Everything that I have proposed is reasonable, and I hear from parents literally every week who say, ‘Yeah, I'm glad we have the program, but geez, I want to make sure this money is spent responsibly.’

Do you ultimately want to repeal the ESA program?

[shrugs] There's no chance of that happening. I mean, we're talking about a legislature where it's near supermajorities of Republicans.

Well, I'm asking what you would want in your ideal world.

I hear you asking me, and I'm answering you. I don't deal with hypotheticals. If we can work really hard and get it to a better place, we'll see where we are.

Some will hear the various rules you're proposing and say that's a stealth way of making it so private schools won’t participate.

If you're telling me you don't want tax dollars unless you can have them without oversight, that's your problem, not mine.

What is your positive vision for Iowa's public schools?

When I was growing up in Decorah, way up in Northeast Iowa, we were always in the top for public education. I want our schools to be at the top again, and I'm open-minded about how we get there. I'm not ideological about that. 

We've got to have competitive teacher pay, not just for beginning teachers but also for teachers who have three, four, or five years’ experience, when studies show they are beginning to get very good at their craft. I think that we could be using AI one-on-one tutors right now to help kids learn to read more effectively. I'm a believer in phonics. Iowa did a requirement for phonics, so I think that that's a good change. I was never bought into the whole language idea.

But the vast majority of our conversations around education are about how that ESA program works. What's so interesting to me is the people who are advocates for it, say, ‘Oh, we want school choice.’ Well, I want public oversight of public money, and when you allow private schools to take public money but reject students, then you actually haven't promoted school choice because the school is the one that gets to make the choice.

There are a number of national Democrats who are pushing your party to embrace school choice, even vouchers, and to distance itself from teachers unions. What do you think of that advice?

I know there are people out there like that. I haven't been paying much attention to it. Specifics matter. Each program is different. I will continue to talk about the ways in which I think Iowa's program is an invitation to fraud and doesn't actually promote school choice. [Doe, the Iowa education spokesperson, said Sand’s office’s audit “identified zero financial discrepancies, once again affirming the Department’s responsible stewardship of taxpayer funds.”]

I'm proud to have the [Iowa teachers union’s] endorsement. But I'd say what I say to every other group: I'm independent-minded. You're not going to get 100% of what you want from me, because there's nobody that I agree with 100% of the time.

What do you disagree with teachers unions on?

That's a better question for a different time. I'd have to go through what their wish list would be here in the state. I'm just making a point in general.

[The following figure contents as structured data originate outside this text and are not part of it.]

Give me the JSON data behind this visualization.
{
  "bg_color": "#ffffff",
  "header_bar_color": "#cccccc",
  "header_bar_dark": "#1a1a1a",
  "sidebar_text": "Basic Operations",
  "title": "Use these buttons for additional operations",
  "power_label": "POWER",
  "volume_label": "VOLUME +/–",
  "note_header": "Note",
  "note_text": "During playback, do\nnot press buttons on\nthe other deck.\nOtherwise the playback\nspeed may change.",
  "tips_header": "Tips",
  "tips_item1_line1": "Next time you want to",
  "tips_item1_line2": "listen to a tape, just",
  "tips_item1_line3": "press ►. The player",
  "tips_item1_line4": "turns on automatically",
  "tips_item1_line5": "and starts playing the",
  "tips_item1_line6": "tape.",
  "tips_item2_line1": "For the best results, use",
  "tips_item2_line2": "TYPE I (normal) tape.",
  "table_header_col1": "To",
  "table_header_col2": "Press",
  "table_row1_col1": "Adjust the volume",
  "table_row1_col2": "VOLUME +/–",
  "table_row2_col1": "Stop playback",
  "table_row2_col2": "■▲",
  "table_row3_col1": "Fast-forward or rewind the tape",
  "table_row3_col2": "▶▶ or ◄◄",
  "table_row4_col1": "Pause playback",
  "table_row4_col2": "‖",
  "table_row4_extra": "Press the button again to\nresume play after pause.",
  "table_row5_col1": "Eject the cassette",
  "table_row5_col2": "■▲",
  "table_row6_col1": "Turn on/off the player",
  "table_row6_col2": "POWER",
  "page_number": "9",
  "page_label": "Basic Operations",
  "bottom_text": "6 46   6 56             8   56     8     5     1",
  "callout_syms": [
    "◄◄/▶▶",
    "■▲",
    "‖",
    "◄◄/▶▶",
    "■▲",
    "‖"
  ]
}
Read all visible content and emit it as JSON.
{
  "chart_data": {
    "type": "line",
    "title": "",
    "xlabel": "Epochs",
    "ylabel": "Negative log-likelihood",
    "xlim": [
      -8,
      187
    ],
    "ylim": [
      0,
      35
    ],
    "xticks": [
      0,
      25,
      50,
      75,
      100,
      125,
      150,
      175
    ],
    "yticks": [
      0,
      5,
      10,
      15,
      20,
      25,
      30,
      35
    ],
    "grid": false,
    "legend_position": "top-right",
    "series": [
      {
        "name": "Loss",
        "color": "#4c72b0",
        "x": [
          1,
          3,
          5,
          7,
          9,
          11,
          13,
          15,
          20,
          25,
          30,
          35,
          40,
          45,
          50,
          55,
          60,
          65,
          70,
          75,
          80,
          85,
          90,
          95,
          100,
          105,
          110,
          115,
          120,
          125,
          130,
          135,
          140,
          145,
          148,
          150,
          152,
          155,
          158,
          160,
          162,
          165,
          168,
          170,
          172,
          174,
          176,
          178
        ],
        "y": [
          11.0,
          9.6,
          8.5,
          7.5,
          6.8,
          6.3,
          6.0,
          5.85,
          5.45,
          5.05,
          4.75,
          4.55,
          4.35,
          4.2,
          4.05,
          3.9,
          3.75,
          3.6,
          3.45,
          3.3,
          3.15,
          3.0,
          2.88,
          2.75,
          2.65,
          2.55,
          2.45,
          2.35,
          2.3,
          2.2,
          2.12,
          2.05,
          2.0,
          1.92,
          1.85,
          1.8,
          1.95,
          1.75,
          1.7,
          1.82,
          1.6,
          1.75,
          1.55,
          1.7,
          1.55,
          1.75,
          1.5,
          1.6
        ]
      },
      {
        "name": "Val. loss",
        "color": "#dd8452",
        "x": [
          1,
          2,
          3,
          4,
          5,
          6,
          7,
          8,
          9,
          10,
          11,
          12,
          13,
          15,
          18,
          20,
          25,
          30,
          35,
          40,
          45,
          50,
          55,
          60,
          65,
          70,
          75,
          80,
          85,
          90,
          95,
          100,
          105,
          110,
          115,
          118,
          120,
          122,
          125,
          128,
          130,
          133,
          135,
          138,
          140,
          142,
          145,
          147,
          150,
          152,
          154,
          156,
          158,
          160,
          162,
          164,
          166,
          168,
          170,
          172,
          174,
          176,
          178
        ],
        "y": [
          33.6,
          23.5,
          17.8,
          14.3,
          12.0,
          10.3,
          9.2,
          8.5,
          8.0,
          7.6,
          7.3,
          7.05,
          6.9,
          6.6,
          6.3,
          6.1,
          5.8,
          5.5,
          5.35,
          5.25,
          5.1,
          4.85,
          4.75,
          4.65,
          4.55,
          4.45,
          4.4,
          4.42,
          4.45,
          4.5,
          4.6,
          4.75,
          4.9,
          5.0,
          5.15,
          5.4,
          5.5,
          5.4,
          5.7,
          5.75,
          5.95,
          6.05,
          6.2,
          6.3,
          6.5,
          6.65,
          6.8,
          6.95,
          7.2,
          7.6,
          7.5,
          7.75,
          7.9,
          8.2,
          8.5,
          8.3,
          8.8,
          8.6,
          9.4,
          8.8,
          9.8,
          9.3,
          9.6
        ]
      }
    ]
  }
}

If you were governor, would you participate in the federal tax-credit school scholarship program?

I don't think I have been following that one. 

Do you consider yourself a fiscal conservative?

Yeah, I mean to me the phrase that's more important is fiscal responsibility. But I'm open-minded to the importance of making investments that are going to pay off. Oh — you asked about what else we want to do for public education. I want universal early childhood education. If you just did income restrictions in the school vouchers program, you could fund early childhood education [for more students]. To me, that's money that is well invested.